Like most of us, you’ve probably been avidly collecting miles and points with the thought that someday you’ll buy something really cool.
But what happens if, heaven forbid, you die before you have a chance to spend them? Can they be left for a loved one in your will? A recent article in the Financial Post says that they can -- for the most part.
Canadians love their loyalty points
According to a 2009 loyalty marketing census, Canadians hold 115 million loyalty program memberships. In fact, the average Canadian household holds 9.2 memberships. The most popular program by far are Aeroplan and Air Miles. Aeroplan has some 4 million members, and Air Miles has 9.5 million.
Would you leave them to a loved one?
Many people wouldn't think about leaving points to someone in a will.
But if you collect thousands of points each year, you may wish to leave your points in a will. Check your policy closely to see if it’s possible.
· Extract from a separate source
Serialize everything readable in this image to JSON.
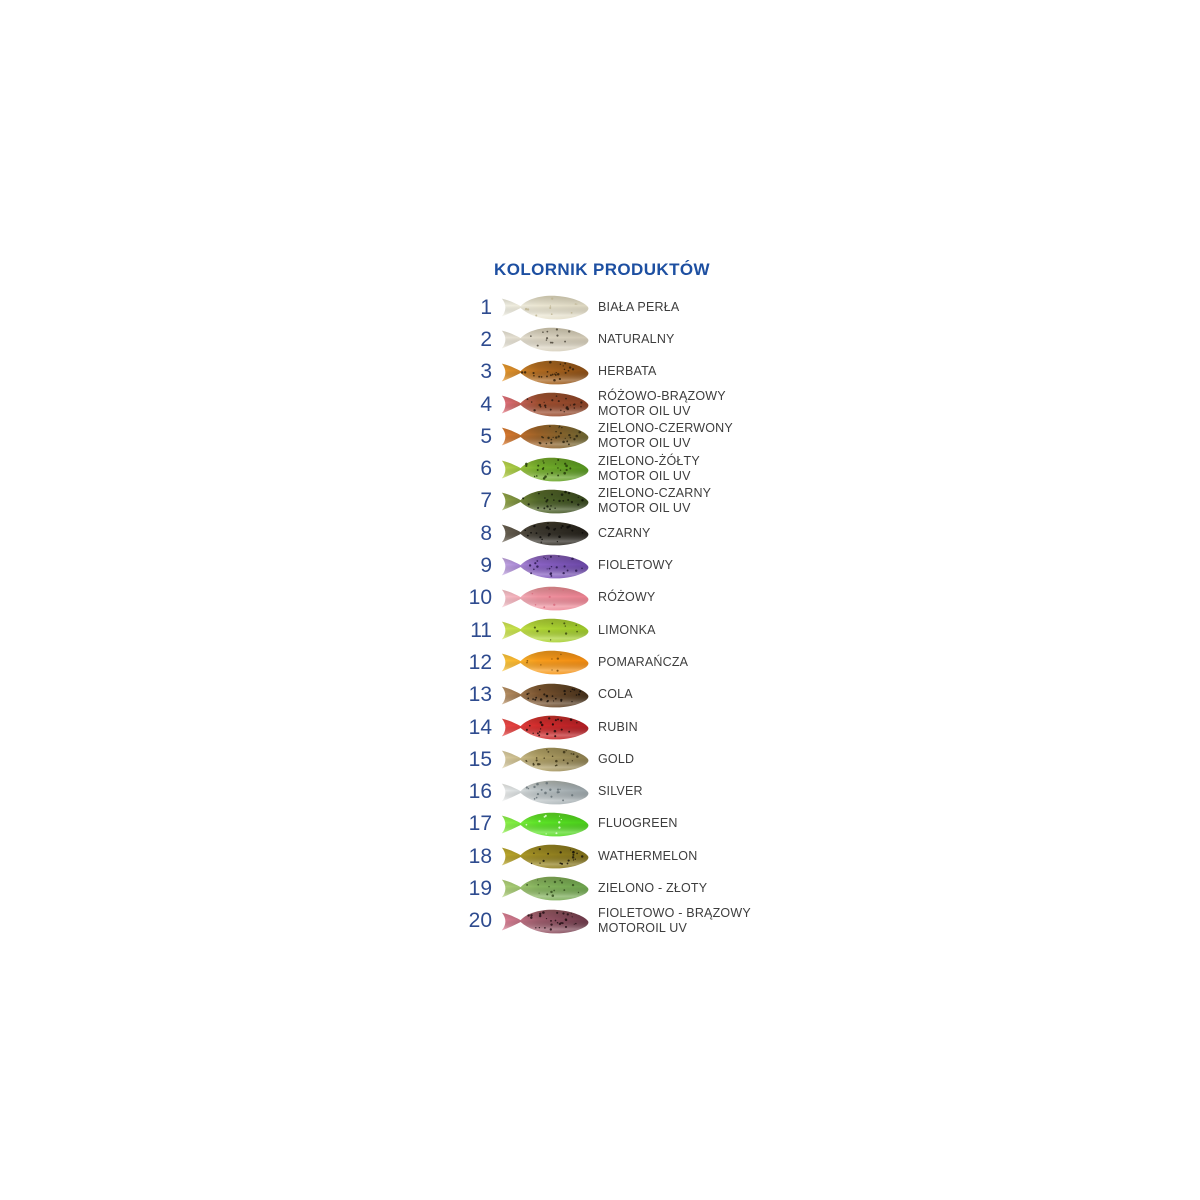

Including your points in your will ensures that they fall into the right hands, plus it helps to avoid family conflicts. Depending on the program, rules vary. For instance, Air Miles will allow you to merge your accounts with the account that belongs to the deceased, but you’ll need a death certificate and a letter signed by either the executor or a legal representative.
Aeroplan’s estate transfer policy, on the other hand, will allow you redeem the balance upon declaration of death, provided you supply a copy of the death certificate and a copy of the will, as well as a $30 processing fee. Without a will, you’ll have to provide proof that you’re the spouse or heir of the deceased.
No afterlife for these points
Other credit card programs have even stricter policies, though.
The National Post made some inquiries of some of the more commonly used rewards programs. Upon the cardholder’s death, Shoppers Optimum Rewards Program shuts down the account, denying the right to transfer points that have been earned.
The American Express Company’s credit card rewards program won’t even send a package of forms without a call from an executor. Want to pass on your miles and points without the fuss? You could just hand over your account information, password and account number included.
Most programs allow you to use your points online, without verifying whether or not the account actually belongs to you. The National Post warns that this might actually be against the rules, though. Inheriting those points can be made easier with just a little preparation.
Before calling, be sure you have a copy of the death certificate, the deceased’s loyalty program account numbers, as well as their email address and home address. Also, open your own account so that there’s somewhere to transfer those points.
Finally, if you don’t have the will itself, be sure you have a letter from the executor.